An open-source program package for numerical diagonalization based on the Lanczos method, specialized for spin chains with unit spin magnitude, S=1. This package, which uses another open-source program package, TITPACK, calculates eigenenergies and eigenvectors of ground states and low-lying excited states of spin chains with finite length. By the subspace partitioning method, both memory and cpu-time requirements are considerably reduced.
An open source application implementing path-integral Monte Carlo method based on Stochastic Green function method. Finite temperature calculation of extended Bose Hubbard model and Heisenberg model with finite field can be treated. JSON and YAML formats are adopted for data I/O.
Pomerol is an app for calculation one- and two-body Green’s function at finite temperatures for the Hubbard-type model based on the full exact diagonalization. Pomerol is written in C++ and supports the hybrid parallelization (MPI+openMP).
An open-source application for simulation of low-dimensional interacting electron models based on density-matrix renormalization group (DMRG). For effective models of one-dimensional quantum systems and impurity systems, this application can treat not only physical quantities of ground states but also time evolution and finite-temperature physical quantities. The program is coded in C++, and can be called from MATLAB scripts.
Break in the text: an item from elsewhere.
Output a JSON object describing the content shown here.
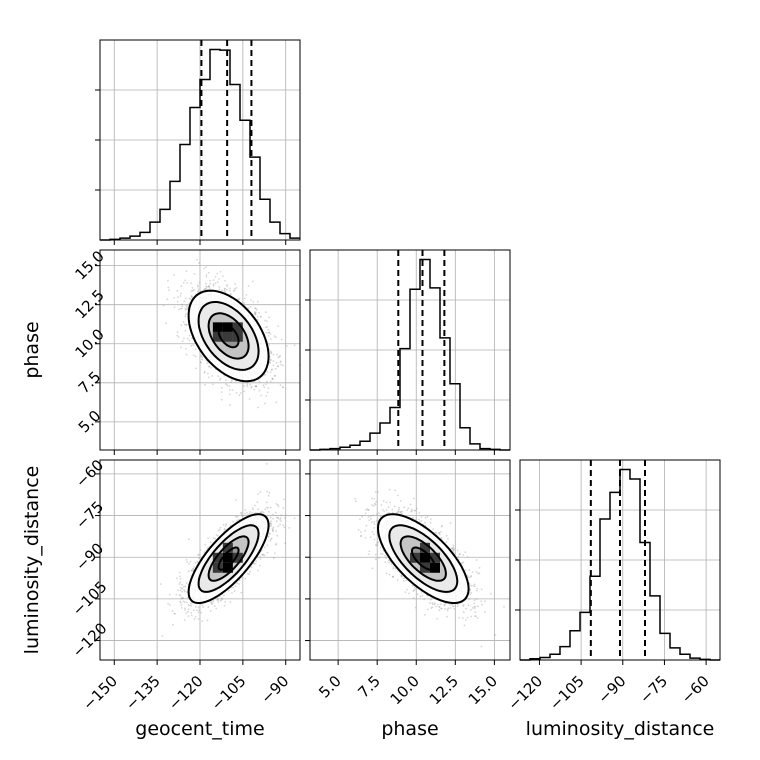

ComDMFT is a massively parallel computational package to study the electronic structure of correlated-electron systems. Users can perform a parameter-free method based on ab initio linearized quasiparticle self-consistent GW (LQSGW) and dynamical mean field theory (DMFT).
DDMRG (DynamicalDMRG) is a program for analyzing the dynamical properties of one-dimensional electron systems by using the density matrix renormalization group method. It simulates excited or photo-induced quantum phenomena in Mott insulators, spin-Peierls materials, organic materials, etc. Parallel computational procedures for linear and non-linear responses in low dimensional electron systems and analyzing routines for relaxation processes of excited states induced by photo-irradiation are available.
Fortran codes for computing the specified k-th eigenvalue and eigenvector for generalized symmetric definite eigenvalue problems. Sylvester’s law of inertia is employed as the fundamental principle in computations, and the sparse direct linear solver (MUMPS) is used in the main routine. By inputting Hamiltonian and its overlap matrices, user can compute electron’s energy and its wave function in the specified k-th energy level.
A sparse-modeling tool for computing the spectral function from the imaginary-time Green function. It removes statistical errors in quantum Monte Carlo data, and performs a stable analytical continuation. The obtained spectral function fulfills the non-negativity and the sum rule. The computation is fast and free from tuning parameters.
Kω implements large-scale parallel computing of the shifted Krylov subspace method. Using Kω, dynamical correlation functions can be efficiently calculated. This application includes a mini-application for calculating dynamical correlation functions of quantum lattice models such as the Hubbard model, the Kondo model, and the Heisenberg model in combination with the quantum lattice solver of quantum many-body problems, HΦ.
QDS (Quantum Dynamics Simulator) is a program for computing magnetization curves and spectra of electron-spin resonance (ESR) in molecular magnets. Input data of this program can be magnetic interactions, the shape of a molecule, etc. Calculation is carried out with the combination of exact diagonalization, the quantum master equation, and the Kubo formula. It can be chosen whether the dissipation exists or not in the calculations of dynamical magnetization curves.